Let $(X_n)_{n\in\mathbb{N}}$ be a martingale and let $T$ be a stopping time. Then $(X_{\min(n,T)})_{n\in\mathbb{N}}$ is also a martingale. In particular if $T$ is bounded, then $X_T\in L^1$ and we have that $\mathbb{E}(X_T) = \mathbb{E}(X_0)$.

Then after this there is an example that aims to point out that the hypothesis that $T$ is bounded is crucial. They consider the random walk $X_n = Y_1+\cdots+Y_n$ starting at zero with $Y$'s having the Rademacher distribution (which is a martingale). Now if $T = \inf\{n\geq0:X_n=1\}<\infty$ then we would have $1=\mathbb{E}(X_T)\neq\mathbb{E}(X_0)=0$. But $T$ is not bounded and hence there is no contradiction with the theorem.

My question: How does one see that $T=\inf\{n\geq0:X_n=1\}$ is not bounded?

Answer 1

For any $n \in \mathbb{N}$ we have

$$\mathbb{P}(X_k \leq 0 \, \, \text{for all $k \leq n$}) \geq \mathbb{P}(Y_1 = \ldots = Y_k = -1) = \frac{1}{2^n} ;$$

since

$$\{X_k \leq 0 \, \, \text{for all $k \leq n$}\} \subseteq \{T>n\}$$

this implies

$$\mathbb{P}(T>n) \geq \mathbb{P}(X_k \leq 0 \, \, \text{for all $k \leq n$}) \geq \frac{1}{2^n}>0.$$

As $n \in \mathbb{N}$ is arbitrary, this proves that $T$ is unbounded.

Answer 2

Proof by contradiction.

Suppose $T$ is bounded. Then there exists some finite $k$ such that $P(T \leq k)=1$.

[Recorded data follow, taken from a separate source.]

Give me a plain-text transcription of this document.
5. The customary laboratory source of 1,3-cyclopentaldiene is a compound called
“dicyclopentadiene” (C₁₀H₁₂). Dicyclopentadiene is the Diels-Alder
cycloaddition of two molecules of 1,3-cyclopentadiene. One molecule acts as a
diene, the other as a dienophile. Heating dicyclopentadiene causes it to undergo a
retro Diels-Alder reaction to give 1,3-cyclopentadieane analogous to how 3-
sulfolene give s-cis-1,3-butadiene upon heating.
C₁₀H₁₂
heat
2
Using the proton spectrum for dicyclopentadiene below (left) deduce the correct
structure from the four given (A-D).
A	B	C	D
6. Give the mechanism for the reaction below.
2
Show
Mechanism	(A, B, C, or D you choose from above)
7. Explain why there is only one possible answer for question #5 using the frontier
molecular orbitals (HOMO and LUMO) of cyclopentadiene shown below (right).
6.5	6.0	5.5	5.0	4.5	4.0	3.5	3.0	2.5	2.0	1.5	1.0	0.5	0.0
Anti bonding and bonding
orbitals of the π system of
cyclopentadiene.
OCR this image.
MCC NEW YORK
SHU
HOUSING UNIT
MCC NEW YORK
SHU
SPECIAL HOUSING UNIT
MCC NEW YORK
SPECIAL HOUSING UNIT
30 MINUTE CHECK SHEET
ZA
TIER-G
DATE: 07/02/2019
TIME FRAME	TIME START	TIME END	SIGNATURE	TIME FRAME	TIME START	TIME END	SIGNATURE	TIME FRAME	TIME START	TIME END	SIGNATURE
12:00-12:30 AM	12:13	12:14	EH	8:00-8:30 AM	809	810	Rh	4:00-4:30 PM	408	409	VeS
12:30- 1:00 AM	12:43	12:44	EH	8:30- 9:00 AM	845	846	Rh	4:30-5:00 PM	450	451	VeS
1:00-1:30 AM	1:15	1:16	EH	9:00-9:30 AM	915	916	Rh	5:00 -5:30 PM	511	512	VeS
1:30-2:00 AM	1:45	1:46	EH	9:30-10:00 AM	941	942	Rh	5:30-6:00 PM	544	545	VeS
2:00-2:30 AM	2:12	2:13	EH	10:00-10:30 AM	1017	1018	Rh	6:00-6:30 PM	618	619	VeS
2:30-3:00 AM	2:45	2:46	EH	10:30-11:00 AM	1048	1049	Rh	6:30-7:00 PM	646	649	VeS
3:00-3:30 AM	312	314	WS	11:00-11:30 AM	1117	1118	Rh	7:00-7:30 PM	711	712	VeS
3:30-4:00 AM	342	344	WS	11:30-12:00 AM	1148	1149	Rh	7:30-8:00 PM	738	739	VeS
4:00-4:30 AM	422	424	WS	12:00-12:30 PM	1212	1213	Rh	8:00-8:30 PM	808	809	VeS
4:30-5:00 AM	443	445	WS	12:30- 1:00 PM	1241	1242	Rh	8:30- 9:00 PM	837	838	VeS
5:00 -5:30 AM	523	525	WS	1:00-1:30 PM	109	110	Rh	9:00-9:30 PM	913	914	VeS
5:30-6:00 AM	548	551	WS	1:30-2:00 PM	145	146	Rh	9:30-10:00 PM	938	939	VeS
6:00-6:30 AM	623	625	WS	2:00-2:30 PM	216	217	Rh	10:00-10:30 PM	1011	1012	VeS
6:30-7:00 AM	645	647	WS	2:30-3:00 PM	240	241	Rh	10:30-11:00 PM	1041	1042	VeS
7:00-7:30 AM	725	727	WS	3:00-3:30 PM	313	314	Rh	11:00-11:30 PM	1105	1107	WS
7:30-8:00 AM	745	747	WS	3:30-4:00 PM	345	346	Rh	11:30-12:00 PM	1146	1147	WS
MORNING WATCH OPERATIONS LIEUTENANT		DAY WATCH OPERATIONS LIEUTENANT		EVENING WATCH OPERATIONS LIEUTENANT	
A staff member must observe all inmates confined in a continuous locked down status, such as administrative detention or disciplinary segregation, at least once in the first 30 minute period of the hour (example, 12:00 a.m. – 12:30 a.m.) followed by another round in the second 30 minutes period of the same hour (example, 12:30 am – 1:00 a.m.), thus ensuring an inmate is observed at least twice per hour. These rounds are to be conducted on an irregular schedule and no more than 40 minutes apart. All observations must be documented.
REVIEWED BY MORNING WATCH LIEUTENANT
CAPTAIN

But consider that $P(Y_1=Y_2=\dots=Y_k=Y_{k+1}=-1)=\frac{1}{2^{k+1}}$.

Therefore we see $P(T \leq k)=1-P(T>k)< 1-\frac{1}{2^{k+1}}<1 \Rightarrow P(T\leq k)\neq1\Rightarrow T$ is not bounded.

Answer 3

In my very first MSE answer, I show that $\mathbb{P}(T\geq 2t)={2t\choose t}\left({1\over 2}\right)^{2t}.$ Since this probability is positive for every positive $t$, the random variable $T$ is not bounded. There is at least a tiny chance that $T$ takes very large values.